The woman in question furrowed her brow at him for a moment, as though she thought he were barmy, before walking on. He probably was barmy. Only a first-rate fool would abandon a priceless family heirloom on a table in the middle of a crowded room.

He turned back to the table once the woman had moved on, running his hands over the table’s surface as if by some miracle the ring had fallen into a crack or sunk into a portal to another world. The idea was ridiculous, but far less painful than the notion that he’d lost it.

“What on earth are you doing, man?” John asked, striding up to Harrison with a bemused look on his face.

“Did you see what happened to the things that were on this table?” Harrison whispered, glancing around as though everyone would overhear and know how big of a fool he was.

“No.” John shrugged. “What happened to them?” he asked, as though Harrison had asked some sort of riddle.

“I don’t know,” Harrison hissed. “I was hoping you saw where they went.”

John flushed slightly. “I’m afraid I was too engaged with the lovely and irascible Lady Diana to notice much of anything, let alone what happened to a pile of old rubbish.”

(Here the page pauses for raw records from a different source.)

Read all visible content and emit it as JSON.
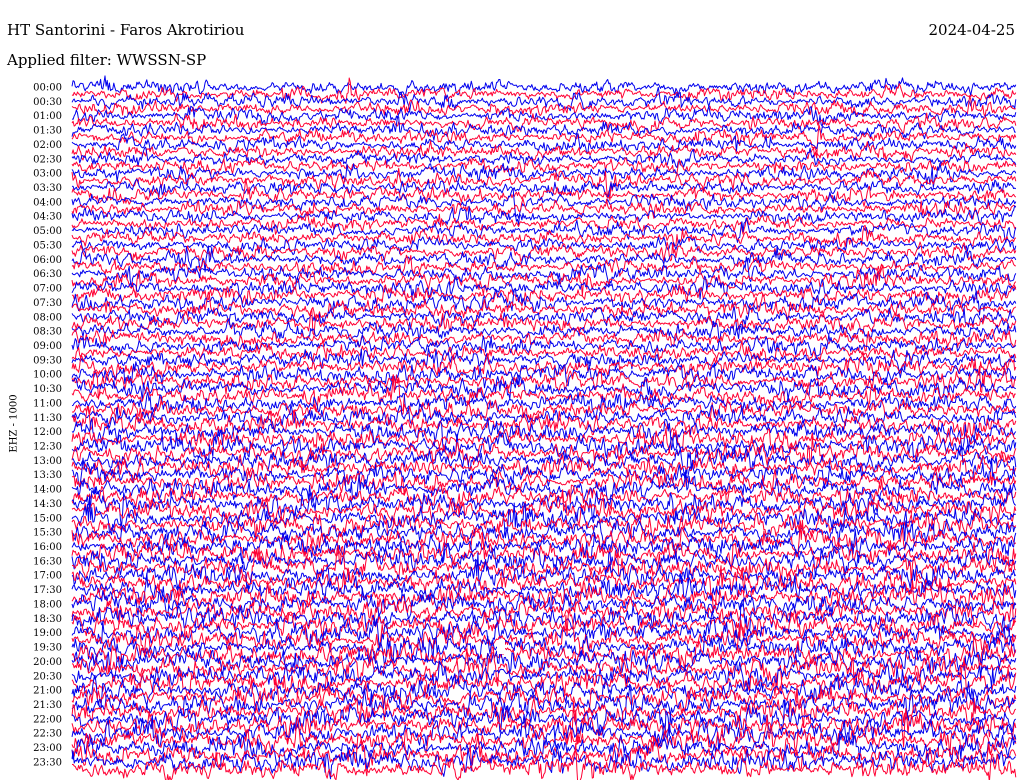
{
  "header": {
    "station": "HT Santorini - Faros Akrotiriou",
    "date": "2024-04-25",
    "filter_text": "Applied filter: WWSSN-SP"
  },
  "chart_data": {
    "type": "line",
    "title": "HT Santorini - Faros Akrotiriou",
    "subtitle": "Applied filter: WWSSN-SP",
    "ylabel": "EHZ - 1000",
    "xlabel": "",
    "date": "2024-04-25",
    "grid": false,
    "legend": "none",
    "row_interval_minutes": 15,
    "row_labels": [
      "00:00",
      "00:30",
      "01:00",
      "01:30",
      "02:00",
      "02:30",
      "03:00",
      "03:30",
      "04:00",
      "04:30",
      "05:00",
      "05:30",
      "06:00",
      "06:30",
      "07:00",
      "07:30",
      "08:00",
      "08:30",
      "09:00",
      "09:30",
      "10:00",
      "10:30",
      "11:00",
      "11:30",
      "12:00",
      "12:30",
      "13:00",
      "13:30",
      "14:00",
      "14:30",
      "15:00",
      "15:30",
      "16:00",
      "16:30",
      "17:00",
      "17:30",
      "18:00",
      "18:30",
      "19:00",
      "19:30",
      "20:00",
      "20:30",
      "21:00",
      "21:30",
      "22:00",
      "22:30",
      "23:00",
      "23:30"
    ],
    "trace_colors": [
      "#0000ee",
      "#ff0033"
    ],
    "noise_level": [
      0.5,
      0.5,
      0.5,
      0.5,
      0.5,
      0.5,
      0.5,
      0.5,
      0.5,
      0.5,
      0.5,
      0.5,
      0.52,
      0.52,
      0.54,
      0.54,
      0.52,
      0.52,
      0.5,
      0.5,
      0.52,
      0.52,
      0.52,
      0.52,
      0.56,
      0.56,
      0.6,
      0.6,
      0.68,
      0.7,
      0.72,
      0.72,
      0.66,
      0.66,
      0.66,
      0.66,
      0.68,
      0.68,
      0.68,
      0.7,
      0.74,
      0.74,
      0.76,
      0.76,
      0.8,
      0.8,
      0.82,
      0.82,
      0.86,
      0.88,
      0.9,
      0.9,
      0.9,
      0.9,
      0.9,
      0.9,
      0.92,
      0.92,
      0.94,
      0.94,
      0.96,
      0.96,
      0.96,
      0.96,
      0.96,
      0.96,
      0.96,
      0.96,
      0.98,
      0.98,
      1.0,
      1.0,
      1.0,
      1.0,
      1.0,
      1.0,
      1.0,
      1.0,
      1.0,
      1.0,
      1.0,
      1.0,
      1.0,
      1.0,
      1.0,
      1.0,
      1.0,
      1.0,
      1.0,
      1.0,
      1.0,
      1.0,
      1.0,
      1.0,
      1.0,
      1.0
    ]
  }
}
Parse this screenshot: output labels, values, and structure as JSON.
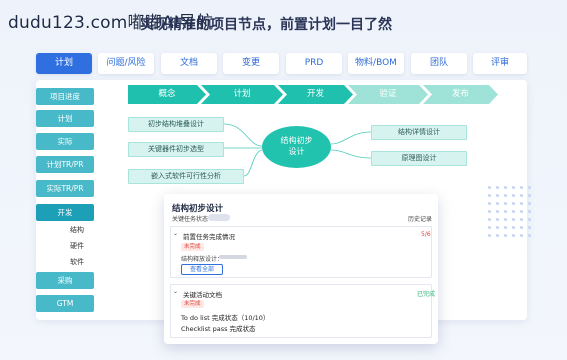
{
  "watermark": "dudu123.com嘟嘟AI导航",
  "heading": "实现精准的项目节点，前置计划一目了然",
  "tabs": [
    "计划",
    "问题/风险",
    "文档",
    "变更",
    "PRD",
    "物料/BOM",
    "团队",
    "评审"
  ],
  "active_tab": 0,
  "sidebar": {
    "items": [
      "项目进度",
      "计划",
      "实际",
      "计划TR/PR",
      "实际TR/PR",
      "开发",
      "采购",
      "GTM"
    ],
    "active": "开发",
    "sub_items": [
      "结构",
      "硬件",
      "软件"
    ]
  },
  "flow_steps": [
    {
      "label": "概念",
      "color": "#1fc0ad"
    },
    {
      "label": "计划",
      "color": "#1fc0ad"
    },
    {
      "label": "开发",
      "color": "#1fc0ad"
    },
    {
      "label": "验证",
      "color": "#9fe3d8"
    },
    {
      "label": "发布",
      "color": "#9fe3d8"
    }
  ],
  "mindmap": {
    "center": "结构初步设计",
    "left_nodes": [
      "初步结构堆叠设计",
      "关键器件初步选型",
      "嵌入式软件可行性分析"
    ],
    "right_nodes": [
      "结构详情设计",
      "原理图设计"
    ]
  },
  "card": {
    "title": "结构初步设计",
    "status_label": "关键任务状态",
    "history_link": "历史记录",
    "section1": {
      "title": "前置任务完成情况",
      "count": "5/6",
      "tag": "未完成",
      "line": "结构释放设计：",
      "button": "查看全部"
    },
    "section2": {
      "title": "关键活动文档",
      "status": "已完成",
      "tag": "未完成",
      "line1": "To do list 完成状态（10/10）",
      "line2": "Checklist pass 完成状态"
    }
  },
  "colors": {
    "primary": "#2f6fe0",
    "sidebar": "#48b9c9",
    "flow_active": "#1fc0ad",
    "flow_inactive": "#9fe3d8",
    "node_bg": "#d7f3ef",
    "danger": "#e0453a",
    "success": "#2bb673"
  }
}
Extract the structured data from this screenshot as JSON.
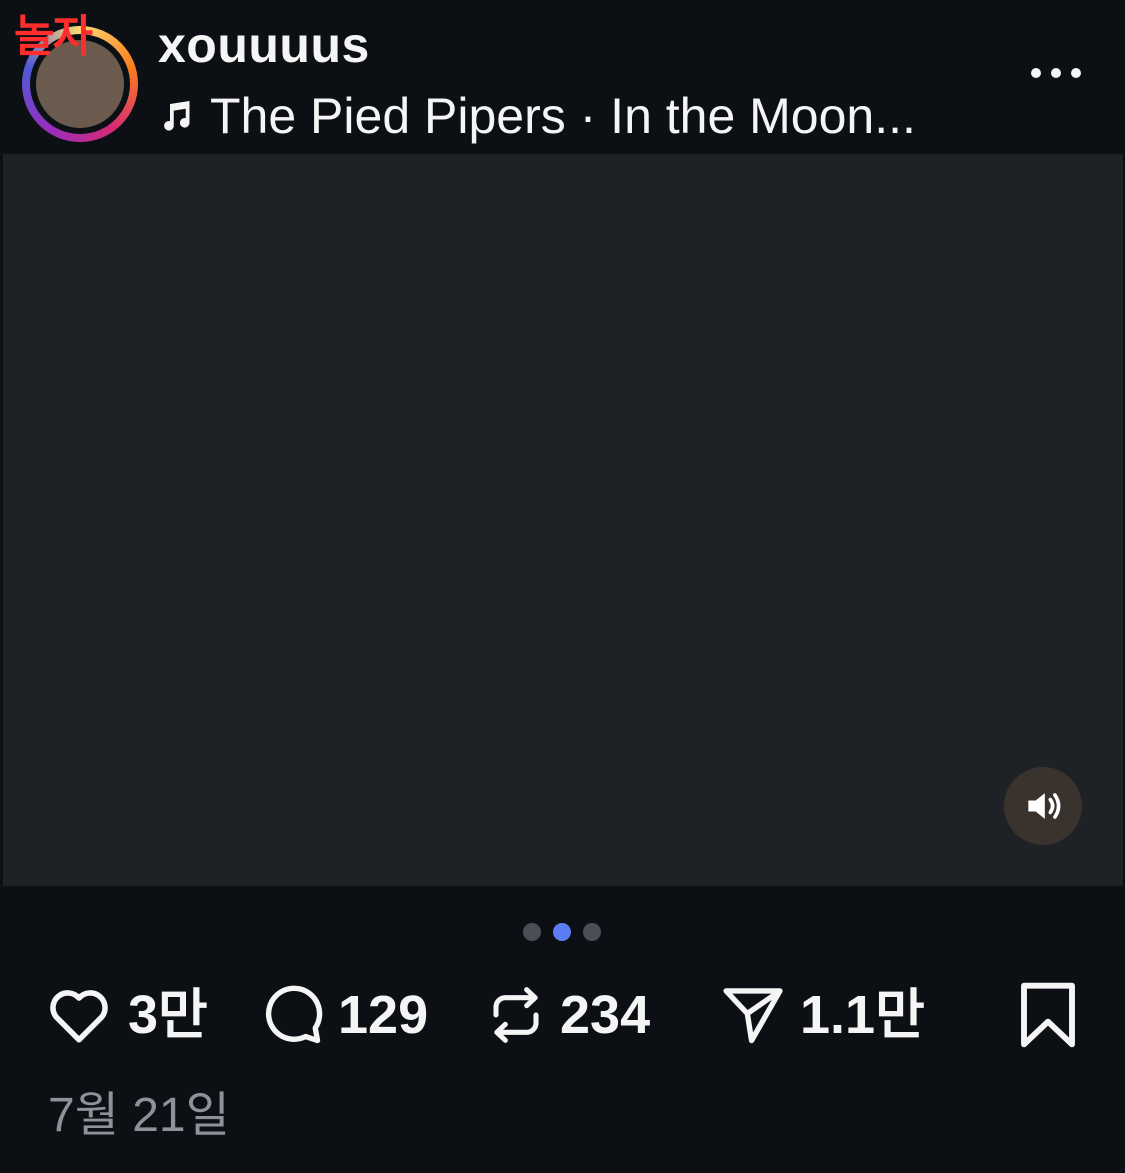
{
  "post": {
    "watermark": "놀자",
    "username": "xouuuus",
    "music": "The Pied Pipers · In the Moon...",
    "photo_label": "Post photo",
    "carousel": {
      "count": 3,
      "active_index": 1
    },
    "actions": {
      "likes": "3만",
      "comments": "129",
      "reposts": "234",
      "shares": "1.1만"
    },
    "date": "7월 21일",
    "icons": [
      "heart-icon",
      "comment-icon",
      "repost-icon",
      "send-icon",
      "bookmark-icon",
      "music-note-icon",
      "more-icon",
      "speaker-icon"
    ]
  },
  "colors": {
    "background": "#0c1014",
    "text": "#f5f5f5",
    "muted_text": "#8e9197",
    "active_dot": "#5b7cf3",
    "inactive_dot": "#4a4f57"
  }
}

“It wasn’t rubbish, it was donations for the local orphanages,” Harrison said, continuing to look around. He edged his way to the next table, picking through its contents to see if the ring box had been moved there. But all that table contained was more of the same clothing, toys, and sundries that people were bringing in.

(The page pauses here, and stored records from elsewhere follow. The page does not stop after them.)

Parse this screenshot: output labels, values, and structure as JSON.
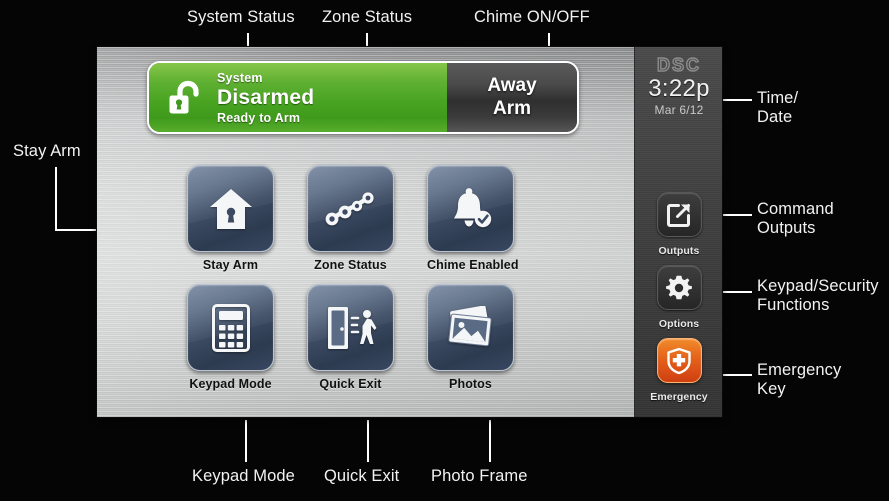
{
  "annotations": {
    "top": [
      {
        "label": "System Status"
      },
      {
        "label": "Zone Status"
      },
      {
        "label": "Chime ON/OFF"
      }
    ],
    "left": [
      {
        "label": "Stay Arm"
      }
    ],
    "right": [
      {
        "label": "Time/\nDate"
      },
      {
        "label": "Command\nOutputs"
      },
      {
        "label": "Keypad/Security\nFunctions"
      },
      {
        "label": "Emergency\nKey"
      }
    ],
    "bottom": [
      {
        "label": "Keypad Mode"
      },
      {
        "label": "Quick Exit"
      },
      {
        "label": "Photo Frame"
      }
    ]
  },
  "device": {
    "status_bar": {
      "icon": "unlocked-padlock-icon",
      "system_label": "System",
      "state": "Disarmed",
      "ready_text": "Ready to Arm",
      "arm_button": "Away\nArm",
      "green_color": "#47a320",
      "dark_color": "#3b3b3b"
    },
    "grid": {
      "row1": [
        {
          "icon": "house-keyhole-icon",
          "label": "Stay Arm"
        },
        {
          "icon": "zone-sensors-icon",
          "label": "Zone Status"
        },
        {
          "icon": "bell-check-icon",
          "label": "Chime Enabled"
        }
      ],
      "row2": [
        {
          "icon": "keypad-icon",
          "label": "Keypad Mode"
        },
        {
          "icon": "door-exit-person-icon",
          "label": "Quick Exit"
        },
        {
          "icon": "photo-stack-icon",
          "label": "Photos"
        }
      ]
    },
    "sidebar": {
      "brand": "DSC",
      "time": "3:22p",
      "date": "Mar 6/12",
      "buttons": [
        {
          "icon": "arrow-out-of-box-icon",
          "label": "Outputs"
        },
        {
          "icon": "gear-icon",
          "label": "Options"
        },
        {
          "icon": "shield-cross-icon",
          "label": "Emergency",
          "color": "#e4601a"
        }
      ]
    }
  }
}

“I know you’re of a charitable mindset,” John said, grinning as he followed Harrison from table to table, “but this concern is a bit daft, don’t you think?”

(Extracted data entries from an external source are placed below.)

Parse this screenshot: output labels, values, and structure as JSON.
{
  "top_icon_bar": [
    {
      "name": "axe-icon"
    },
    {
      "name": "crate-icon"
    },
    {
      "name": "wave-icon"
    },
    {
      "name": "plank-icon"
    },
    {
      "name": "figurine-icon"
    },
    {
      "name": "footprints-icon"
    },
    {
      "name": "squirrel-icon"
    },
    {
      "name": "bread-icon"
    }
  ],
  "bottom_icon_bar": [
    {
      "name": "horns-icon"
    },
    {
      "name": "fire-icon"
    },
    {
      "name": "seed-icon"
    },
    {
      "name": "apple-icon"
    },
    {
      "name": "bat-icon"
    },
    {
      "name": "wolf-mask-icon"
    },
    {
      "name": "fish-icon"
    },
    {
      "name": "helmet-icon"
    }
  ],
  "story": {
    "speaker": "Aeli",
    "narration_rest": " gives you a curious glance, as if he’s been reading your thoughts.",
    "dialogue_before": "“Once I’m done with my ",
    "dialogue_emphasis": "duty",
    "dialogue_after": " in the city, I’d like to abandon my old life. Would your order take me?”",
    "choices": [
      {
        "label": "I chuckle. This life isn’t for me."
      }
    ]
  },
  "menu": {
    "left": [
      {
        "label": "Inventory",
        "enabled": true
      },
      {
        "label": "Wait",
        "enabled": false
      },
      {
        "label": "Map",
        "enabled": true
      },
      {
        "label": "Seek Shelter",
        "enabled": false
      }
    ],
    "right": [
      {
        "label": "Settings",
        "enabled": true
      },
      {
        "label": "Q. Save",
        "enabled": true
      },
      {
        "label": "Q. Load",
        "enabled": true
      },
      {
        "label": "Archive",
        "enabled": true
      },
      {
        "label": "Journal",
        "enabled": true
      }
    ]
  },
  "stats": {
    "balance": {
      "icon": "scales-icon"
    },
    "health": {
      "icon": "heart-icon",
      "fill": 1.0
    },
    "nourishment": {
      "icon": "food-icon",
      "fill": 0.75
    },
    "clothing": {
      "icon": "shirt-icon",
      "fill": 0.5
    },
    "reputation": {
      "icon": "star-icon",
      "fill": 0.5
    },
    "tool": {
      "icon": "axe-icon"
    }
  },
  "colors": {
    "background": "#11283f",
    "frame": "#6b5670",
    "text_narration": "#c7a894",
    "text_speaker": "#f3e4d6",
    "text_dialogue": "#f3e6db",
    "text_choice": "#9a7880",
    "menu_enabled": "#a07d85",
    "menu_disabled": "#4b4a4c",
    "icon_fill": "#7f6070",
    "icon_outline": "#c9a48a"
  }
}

Harrison stopped his frantic search and turned to his friend. “My great-grandmother’s ring was on that table.”

John lost his smug look, his eyes suddenly going wide. “You put the ring on the table?” When Harrison nodded sheepishly, John laughed and shook his head. “Why didn’t you put it back in your jacket where it came from?”

“Bea needed me,” Harrison explained, his face heating even more. “I didn’t think about where I was putting the ring. I didn’t think about anything but rushing to help her.”

“Of course, you didn’t,” John said with a smirk. “I think the entire building could be burning and you wouldn’t think about anything but shielding Bea’s pretty little head from all the ash raining down.”

“You’re right, of course,” Harrison said, continuing his search of the tables nearest the one that had been cleared. “Even though I know you’re being an arse. But there isn’t time for that. Help me find what happened to the ring.”

John heaved a long-suffering sigh and set to work, moving through the tables with Harrison and scanning their contents. Everything looked the same—so much so that for a few, fleeting moments of hope, Harrison thought that he hadn’t set the ring on the table that had been cleared after all, but had set it on another table. A few more minutes of searching and picking through things proved that to be a false hope, though.

“It’s gone,” Harrison said at last, once he and John had circled back to the empty table. “Grandmama is going to murder me. And as for Bea—”

He glanced wistfully to the other side of the room, where Bea was deep in conversation with Diana as the two of them constructed more bows. Bea glanced up and met his gaze, her cheeks flushing in a way that was so beautiful it made Harrison’s trousers tight. But there was no time for any of that.